En Chine, l’usage de l’intelligence artificielle pour interagir avec les défunts gagne en popularité. À Taizhou, dans l’est de la Chine, Seakoo Wu, un père en deuil, écoute la voix de son fils décédé sur son téléphone. Cependant, cette voix n’est pas issue d’enregistrements de son vivant, mais plutôt générée par l’intelligence artificielle.

bots fantômes

Le fils, Xuanmo, adresse des paroles réconfortantes à son père à travers une voix légèrement robotique, exprimant sa compréhension de la souffrance de son père et soulignant que bien qu’il ne puisse plus être physiquement présent, son esprit demeure dans ce monde pour accompagner son père.

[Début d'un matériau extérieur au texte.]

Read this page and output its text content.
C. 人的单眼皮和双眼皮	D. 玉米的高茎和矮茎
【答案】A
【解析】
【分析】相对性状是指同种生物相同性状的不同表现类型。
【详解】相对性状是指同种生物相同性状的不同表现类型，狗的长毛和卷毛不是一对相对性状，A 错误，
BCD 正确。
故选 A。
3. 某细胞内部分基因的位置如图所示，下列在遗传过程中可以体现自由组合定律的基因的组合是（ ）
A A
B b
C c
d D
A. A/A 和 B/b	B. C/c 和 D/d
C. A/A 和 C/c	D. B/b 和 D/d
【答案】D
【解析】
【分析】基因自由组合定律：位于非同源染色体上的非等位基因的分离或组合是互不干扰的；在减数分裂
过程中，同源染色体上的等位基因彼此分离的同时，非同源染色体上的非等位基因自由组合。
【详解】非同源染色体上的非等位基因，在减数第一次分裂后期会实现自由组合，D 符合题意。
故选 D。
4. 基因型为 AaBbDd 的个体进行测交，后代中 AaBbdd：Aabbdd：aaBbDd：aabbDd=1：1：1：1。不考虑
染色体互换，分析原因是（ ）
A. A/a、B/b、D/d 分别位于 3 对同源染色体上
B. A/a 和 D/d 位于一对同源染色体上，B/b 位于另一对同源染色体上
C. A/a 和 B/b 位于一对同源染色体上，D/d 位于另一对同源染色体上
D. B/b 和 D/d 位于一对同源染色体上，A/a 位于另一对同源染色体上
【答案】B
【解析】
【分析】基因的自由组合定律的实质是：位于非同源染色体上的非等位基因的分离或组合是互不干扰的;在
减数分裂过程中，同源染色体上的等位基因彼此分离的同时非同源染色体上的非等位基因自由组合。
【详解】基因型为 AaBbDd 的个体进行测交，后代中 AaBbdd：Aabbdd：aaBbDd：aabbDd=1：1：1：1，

Cette tendance émergente du deuil virtuel a conduit de plus en plus de Chinois à recourir à l’intelligence artificielle pour recréer une présence simulée de leurs proches décédés. Certains entrepreneurs chinois se sont spécialisés dans la création de « personnes numériques », souvent à partir de vidéos ou d’images du défunt.

Seakoo et sa femme ont été profondément touchés par la perte de leur fils unique, Xuanmo, décédé à l’âge de 22 ans des suites d’un AVC. Le père a entrepris de créer une version virtuelle de son fils en rassemblant des photos, des vidéos et des enregistrements audio, investissant des milliers de dollars dans des entreprises spécialisées en intelligence artificielle pour cloner le visage et la voix de son enfant.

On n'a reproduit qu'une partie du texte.